Using QueryPerformanceFrequency, Is it available in Java? If not, Are there other ways to estimate serial function time on host using Jcuda? Thanks for great efforts.

One option would be the following:

long startNs = System.nanoTime();
sumMatrixOnHost(...);
long endNs = System.nanoTime();
long durationMs = (endNs - startNs) / 1e6;
System.out.println("That took " + durationMs + " millisecoonds");

But of course, measuring the execution time of a Java program in this way hardly makes sense: The Just-In-Time-Compiler will distort these results. There are some ways to alleveiate that problem. Usually, you should at least perform the task (sumMatrixOnHost here) multiple times, with different input sizes, make sure that the result of the computation is used (to prevent it from being optimized away), and compute the average computation time for multiple runs, and start with -verbose:gc to see whether the garbage collection might distort the results.
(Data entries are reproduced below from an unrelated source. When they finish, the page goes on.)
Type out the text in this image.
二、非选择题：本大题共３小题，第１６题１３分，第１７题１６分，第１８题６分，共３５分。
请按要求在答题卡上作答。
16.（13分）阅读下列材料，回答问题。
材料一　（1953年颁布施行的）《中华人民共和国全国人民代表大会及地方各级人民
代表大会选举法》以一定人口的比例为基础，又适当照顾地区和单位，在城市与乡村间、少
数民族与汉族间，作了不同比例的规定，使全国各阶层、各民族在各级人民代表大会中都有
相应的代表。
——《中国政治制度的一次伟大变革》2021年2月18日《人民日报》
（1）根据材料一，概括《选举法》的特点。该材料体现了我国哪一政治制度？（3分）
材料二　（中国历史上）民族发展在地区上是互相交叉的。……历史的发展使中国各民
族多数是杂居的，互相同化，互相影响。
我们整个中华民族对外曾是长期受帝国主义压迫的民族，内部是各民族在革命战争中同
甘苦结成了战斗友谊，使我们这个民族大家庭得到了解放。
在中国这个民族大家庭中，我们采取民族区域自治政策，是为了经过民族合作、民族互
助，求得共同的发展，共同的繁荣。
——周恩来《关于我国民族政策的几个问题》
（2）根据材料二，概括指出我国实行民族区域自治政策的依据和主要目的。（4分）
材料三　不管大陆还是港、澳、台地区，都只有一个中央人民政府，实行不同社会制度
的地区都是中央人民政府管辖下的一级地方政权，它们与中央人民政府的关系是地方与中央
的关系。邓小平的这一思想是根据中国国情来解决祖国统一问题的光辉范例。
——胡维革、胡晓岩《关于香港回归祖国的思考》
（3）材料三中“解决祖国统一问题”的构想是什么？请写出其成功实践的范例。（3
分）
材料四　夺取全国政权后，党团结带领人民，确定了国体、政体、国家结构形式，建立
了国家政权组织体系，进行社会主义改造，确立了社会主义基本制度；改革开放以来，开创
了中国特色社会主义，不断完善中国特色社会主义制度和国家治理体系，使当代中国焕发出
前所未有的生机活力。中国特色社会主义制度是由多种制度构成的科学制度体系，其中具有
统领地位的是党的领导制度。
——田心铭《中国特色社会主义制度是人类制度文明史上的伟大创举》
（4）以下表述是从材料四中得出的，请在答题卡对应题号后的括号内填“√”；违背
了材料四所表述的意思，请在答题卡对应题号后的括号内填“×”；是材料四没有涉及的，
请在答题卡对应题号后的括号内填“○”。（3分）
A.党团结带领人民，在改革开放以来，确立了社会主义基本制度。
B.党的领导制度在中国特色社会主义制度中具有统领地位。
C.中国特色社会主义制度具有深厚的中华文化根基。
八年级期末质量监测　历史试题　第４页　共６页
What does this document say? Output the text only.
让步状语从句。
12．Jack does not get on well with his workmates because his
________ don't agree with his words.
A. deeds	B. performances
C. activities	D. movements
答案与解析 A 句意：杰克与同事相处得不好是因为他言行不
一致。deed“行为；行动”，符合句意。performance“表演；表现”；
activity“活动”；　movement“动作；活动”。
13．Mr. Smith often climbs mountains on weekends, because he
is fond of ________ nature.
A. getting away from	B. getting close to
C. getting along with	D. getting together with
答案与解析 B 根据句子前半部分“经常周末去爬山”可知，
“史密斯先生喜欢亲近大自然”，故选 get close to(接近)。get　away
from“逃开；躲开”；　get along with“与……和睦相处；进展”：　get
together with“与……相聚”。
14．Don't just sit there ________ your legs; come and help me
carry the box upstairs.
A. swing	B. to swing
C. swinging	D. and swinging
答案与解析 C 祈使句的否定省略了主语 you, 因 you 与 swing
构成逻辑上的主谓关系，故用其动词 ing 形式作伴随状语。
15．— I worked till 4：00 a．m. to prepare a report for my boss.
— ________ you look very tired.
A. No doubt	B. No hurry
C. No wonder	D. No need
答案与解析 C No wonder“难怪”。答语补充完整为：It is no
It’s complicated.

So, how to accurately compare the two times, the code in serial and the same code in parallel.

All books I read related to cuda, given times by the way I sent you.
For Jcuda, how I estimate the time accurately?. I have finished the implementation of the kernels for a set of tokens (part of the ontology) and their serial counterparts. I will apply on whole ontology contains thousands or hundreds of thousands of elements. I need the difference in timing, please.

For the CUDA/JCuda part, you can use the events to compute the execution time of the kernel.

For the Host/Java part… I could point you to MicroBenchmarks - MicroBenchmarks - OpenJDK Wiki . You could spend time learning GitHub - openjdk/jmh: https://openjdk.java.net/projects/code-tools/jmh/ , and setting up a proper benchmark. You could read about the JIT and garbage collection. You could analyze your data, and generate different data sets for the comparison. You could do research about that topic, in order to make a performance claim that is profound and useful for others.

Or you could just use the function that I showed you. It’s probably „good enough“.

Marco, When I apply the timer you sent

ong startNs = System.nanoTime();
sumMatrixOnHost(...);
long endNs = System.nanoTime();
long durationMs = (endNs - startNs) / 1e6;
System.out.println("That took " + durationMs + " millisecoonds");

it gives 0, why?

I wrote long durationMs, it should have been double durationMs. Here is a complete example:

public class ExecutionTime
{
    public static void main(String[] args)
    {
        long startNs = System.nanoTime();
        sumMatrixOnHost();
        long endNs = System.nanoTime();
        double durationMs = (endNs - startNs) / 1e6;
        System.out.println("That took " + durationMs + " millisecoonds");
    }

    private static void sumMatrixOnHost()
    {
        for (int i = 0; i < 10; i++)
        {
            System.out.println("CPU goes brrrr...");
        }
    }
}

But note that in order to handle the possible optimization by the JIT, you’ll have to do „something“ with the result of the sumMatrixOnHost function.